The fact is: I’ve been active on Twitter, Facebook, and Instagram for quite some time. Although these social networks are fun and entertaining (and certainly useful for sharing information and chit-chatting with other professionals), I’ve noticed that the distractive, immediate, and constantly perpetual nature of social media is really starting to eat away at me. It impacts my productivity, sure – but I’m starting to think that, slowly but surely, it’s also impacting my happiness.
So, in an effort to bring about a sense of clarity and focus, I’ve taken a personal vow not to “tweet”, Facebook, or Instagram anything for a total of 24 hours, starting at midnight on Thursday June 20th and ending on midnight of June 21st. If this goes well, I might consider extending my departure to a few days, and so on.
Of course, I’ll still continue to blog and reply to my email correspondences. Really what I’m doing here is opting out of social media for one day. Willingly. Because I want to see how it feels.
Who’s with me?
-Krishna
Jack Beckman
June 20, 2013 at 6:03 amHeh. I have a Twitter account – that I haven’t checked in months, and I think I have sent maybe 5 tweets on. Never had a Facebook account or anything else other than LinkedIn (which I rarely use and am thinking of dropping as well). These things are mostly time-sinks. I actually *see* and *speak* with my real friends – I don’t need the ego boost of 100 “friends” that are some mysterious online presence.
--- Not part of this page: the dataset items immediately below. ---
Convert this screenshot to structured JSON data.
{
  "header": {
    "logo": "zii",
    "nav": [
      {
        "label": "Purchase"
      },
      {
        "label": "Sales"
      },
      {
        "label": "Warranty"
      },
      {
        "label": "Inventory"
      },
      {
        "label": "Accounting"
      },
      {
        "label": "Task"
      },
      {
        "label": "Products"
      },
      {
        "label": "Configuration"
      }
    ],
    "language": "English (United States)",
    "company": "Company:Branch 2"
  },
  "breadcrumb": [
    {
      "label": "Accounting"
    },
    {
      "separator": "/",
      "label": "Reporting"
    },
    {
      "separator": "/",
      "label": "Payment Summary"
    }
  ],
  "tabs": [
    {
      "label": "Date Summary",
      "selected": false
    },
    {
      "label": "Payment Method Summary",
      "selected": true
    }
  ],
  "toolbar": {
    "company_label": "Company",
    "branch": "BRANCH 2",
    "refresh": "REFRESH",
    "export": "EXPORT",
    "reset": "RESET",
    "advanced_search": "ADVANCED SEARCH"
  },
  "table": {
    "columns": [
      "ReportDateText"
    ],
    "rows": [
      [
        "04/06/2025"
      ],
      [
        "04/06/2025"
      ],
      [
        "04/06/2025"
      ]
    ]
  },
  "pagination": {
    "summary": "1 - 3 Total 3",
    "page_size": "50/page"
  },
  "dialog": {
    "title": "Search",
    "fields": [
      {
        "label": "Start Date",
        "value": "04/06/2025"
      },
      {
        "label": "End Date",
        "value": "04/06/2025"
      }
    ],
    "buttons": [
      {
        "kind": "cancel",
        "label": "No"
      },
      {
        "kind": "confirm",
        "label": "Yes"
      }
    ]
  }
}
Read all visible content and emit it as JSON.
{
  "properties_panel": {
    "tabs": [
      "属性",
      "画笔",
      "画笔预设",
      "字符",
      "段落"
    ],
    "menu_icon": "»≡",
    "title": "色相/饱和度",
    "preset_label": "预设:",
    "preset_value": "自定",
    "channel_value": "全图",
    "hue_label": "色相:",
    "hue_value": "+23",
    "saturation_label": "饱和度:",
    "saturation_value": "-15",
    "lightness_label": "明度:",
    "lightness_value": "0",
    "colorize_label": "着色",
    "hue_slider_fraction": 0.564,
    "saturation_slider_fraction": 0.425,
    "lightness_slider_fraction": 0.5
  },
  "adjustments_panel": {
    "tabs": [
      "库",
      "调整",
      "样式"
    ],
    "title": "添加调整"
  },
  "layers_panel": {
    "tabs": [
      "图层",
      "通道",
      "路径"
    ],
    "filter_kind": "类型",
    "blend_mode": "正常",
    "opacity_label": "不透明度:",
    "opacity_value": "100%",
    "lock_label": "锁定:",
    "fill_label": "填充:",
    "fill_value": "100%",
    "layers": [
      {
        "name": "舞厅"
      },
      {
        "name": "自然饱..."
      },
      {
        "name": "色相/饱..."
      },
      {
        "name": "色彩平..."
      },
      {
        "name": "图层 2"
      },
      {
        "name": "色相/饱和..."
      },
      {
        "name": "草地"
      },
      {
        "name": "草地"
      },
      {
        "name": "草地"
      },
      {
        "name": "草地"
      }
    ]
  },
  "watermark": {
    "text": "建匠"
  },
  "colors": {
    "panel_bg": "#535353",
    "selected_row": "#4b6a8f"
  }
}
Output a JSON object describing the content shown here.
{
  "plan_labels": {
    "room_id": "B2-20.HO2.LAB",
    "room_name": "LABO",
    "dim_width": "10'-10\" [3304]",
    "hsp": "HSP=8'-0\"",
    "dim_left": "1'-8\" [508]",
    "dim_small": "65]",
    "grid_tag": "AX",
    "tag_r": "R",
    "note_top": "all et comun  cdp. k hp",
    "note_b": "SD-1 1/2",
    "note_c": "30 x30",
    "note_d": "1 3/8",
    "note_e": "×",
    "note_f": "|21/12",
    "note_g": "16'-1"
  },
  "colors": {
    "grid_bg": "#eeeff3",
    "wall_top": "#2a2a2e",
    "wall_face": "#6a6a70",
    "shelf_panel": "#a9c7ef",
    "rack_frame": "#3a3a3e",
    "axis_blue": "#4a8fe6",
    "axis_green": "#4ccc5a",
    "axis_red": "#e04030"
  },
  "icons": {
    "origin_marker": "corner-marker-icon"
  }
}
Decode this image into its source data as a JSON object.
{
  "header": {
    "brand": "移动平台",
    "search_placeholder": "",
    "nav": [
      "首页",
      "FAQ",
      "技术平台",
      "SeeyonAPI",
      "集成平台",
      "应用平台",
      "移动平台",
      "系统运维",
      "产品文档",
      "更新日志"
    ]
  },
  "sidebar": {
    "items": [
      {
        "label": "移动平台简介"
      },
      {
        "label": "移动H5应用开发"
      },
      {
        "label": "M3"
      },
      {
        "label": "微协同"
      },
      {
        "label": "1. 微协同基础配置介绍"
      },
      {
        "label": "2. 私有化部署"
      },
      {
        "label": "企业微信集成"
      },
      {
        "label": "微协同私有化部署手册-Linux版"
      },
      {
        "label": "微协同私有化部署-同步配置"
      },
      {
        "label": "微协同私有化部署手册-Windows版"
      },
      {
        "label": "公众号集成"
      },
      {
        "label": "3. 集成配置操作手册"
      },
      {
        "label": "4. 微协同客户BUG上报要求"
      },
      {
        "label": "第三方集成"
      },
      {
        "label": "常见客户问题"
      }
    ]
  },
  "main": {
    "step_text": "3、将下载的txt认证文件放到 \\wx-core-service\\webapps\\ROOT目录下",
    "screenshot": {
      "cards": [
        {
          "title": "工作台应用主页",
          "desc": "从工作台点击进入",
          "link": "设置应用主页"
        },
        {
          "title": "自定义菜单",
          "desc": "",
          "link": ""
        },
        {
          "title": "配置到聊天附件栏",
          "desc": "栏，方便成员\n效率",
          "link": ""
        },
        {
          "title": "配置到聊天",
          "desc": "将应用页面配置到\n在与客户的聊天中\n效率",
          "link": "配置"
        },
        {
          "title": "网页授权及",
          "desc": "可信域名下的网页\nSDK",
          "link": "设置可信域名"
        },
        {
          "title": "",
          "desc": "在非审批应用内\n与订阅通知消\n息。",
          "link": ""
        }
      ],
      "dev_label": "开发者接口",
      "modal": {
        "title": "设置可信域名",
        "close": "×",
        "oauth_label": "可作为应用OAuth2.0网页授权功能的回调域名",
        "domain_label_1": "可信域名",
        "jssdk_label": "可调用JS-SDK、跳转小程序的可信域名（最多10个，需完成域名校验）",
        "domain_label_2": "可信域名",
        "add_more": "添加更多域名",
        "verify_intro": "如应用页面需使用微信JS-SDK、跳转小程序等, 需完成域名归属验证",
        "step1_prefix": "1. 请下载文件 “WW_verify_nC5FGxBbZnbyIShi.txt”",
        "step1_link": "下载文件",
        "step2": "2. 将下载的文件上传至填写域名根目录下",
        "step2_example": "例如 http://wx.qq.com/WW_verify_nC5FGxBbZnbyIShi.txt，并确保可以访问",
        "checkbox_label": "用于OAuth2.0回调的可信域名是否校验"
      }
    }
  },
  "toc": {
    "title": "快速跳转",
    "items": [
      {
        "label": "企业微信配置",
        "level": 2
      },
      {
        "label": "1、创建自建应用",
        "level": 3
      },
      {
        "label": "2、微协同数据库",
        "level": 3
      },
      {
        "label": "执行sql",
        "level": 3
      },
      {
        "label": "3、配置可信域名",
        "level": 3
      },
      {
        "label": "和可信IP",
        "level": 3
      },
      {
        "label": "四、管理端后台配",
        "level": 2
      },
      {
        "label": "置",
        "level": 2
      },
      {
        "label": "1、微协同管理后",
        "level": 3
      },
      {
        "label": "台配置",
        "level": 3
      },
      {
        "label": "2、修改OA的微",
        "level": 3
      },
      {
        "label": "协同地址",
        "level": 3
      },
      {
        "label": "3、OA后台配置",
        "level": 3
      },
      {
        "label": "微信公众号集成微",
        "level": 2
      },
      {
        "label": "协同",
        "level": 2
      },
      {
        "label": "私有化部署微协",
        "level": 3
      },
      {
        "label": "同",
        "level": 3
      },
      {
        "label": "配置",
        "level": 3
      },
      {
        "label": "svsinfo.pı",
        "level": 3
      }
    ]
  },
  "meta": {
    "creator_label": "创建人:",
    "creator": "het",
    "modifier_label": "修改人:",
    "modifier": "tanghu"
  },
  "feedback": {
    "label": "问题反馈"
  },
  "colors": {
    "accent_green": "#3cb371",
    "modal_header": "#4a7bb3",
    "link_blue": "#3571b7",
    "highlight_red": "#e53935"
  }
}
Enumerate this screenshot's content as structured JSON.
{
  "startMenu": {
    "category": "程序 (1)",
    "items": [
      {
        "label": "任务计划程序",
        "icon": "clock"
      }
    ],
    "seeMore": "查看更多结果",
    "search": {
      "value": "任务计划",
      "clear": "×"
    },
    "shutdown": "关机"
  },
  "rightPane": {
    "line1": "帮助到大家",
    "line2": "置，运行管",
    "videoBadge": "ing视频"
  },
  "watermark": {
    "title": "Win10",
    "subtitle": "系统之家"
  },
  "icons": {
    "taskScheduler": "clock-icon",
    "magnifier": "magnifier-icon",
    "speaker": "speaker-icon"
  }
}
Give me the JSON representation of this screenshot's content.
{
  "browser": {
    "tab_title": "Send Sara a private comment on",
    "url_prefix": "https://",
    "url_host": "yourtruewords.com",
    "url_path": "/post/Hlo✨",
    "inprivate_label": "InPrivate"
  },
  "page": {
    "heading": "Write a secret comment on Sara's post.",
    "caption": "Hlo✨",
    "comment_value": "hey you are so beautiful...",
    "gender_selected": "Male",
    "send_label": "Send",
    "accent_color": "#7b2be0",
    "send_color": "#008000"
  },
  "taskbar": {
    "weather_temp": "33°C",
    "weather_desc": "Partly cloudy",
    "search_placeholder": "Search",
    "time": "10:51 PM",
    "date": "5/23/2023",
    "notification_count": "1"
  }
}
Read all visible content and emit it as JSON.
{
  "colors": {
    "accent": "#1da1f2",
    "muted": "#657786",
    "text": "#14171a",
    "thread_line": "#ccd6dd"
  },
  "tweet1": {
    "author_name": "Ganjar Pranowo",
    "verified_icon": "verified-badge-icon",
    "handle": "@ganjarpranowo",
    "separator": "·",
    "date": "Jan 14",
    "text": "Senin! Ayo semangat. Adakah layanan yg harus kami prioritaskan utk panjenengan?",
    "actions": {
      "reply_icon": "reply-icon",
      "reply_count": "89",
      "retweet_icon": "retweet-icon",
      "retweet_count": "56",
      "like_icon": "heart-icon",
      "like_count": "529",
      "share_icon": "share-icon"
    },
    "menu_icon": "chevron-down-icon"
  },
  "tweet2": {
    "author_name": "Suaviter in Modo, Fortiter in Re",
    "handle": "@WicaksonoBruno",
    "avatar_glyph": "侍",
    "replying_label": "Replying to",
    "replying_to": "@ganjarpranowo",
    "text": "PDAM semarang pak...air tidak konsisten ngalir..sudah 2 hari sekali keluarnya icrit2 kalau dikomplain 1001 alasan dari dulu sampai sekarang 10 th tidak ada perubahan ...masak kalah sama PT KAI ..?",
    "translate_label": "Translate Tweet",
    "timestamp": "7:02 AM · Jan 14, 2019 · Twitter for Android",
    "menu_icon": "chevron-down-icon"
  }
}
Now, I do see value for people like you, who do a lot of their work over the ‘net, having a presence in all those areas to help stay connected to customers and potential customers. But for the average person? Meh.
Some of my friends tried to convince me I needed to get on Facebook. Why? Because my ex-wife is there and very active! I had to ask them why they thought that was an enticement for me to be on Facebook. I guess they didn’t quite understand the “ex” part.
Arkanabar
June 21, 2013 at 12:22 pmI’ve largely declined to be active in any of this social media. I’m an introvert and find people exhausting.
Also, it presents more attack surface for our surveillance state. wewt, eh?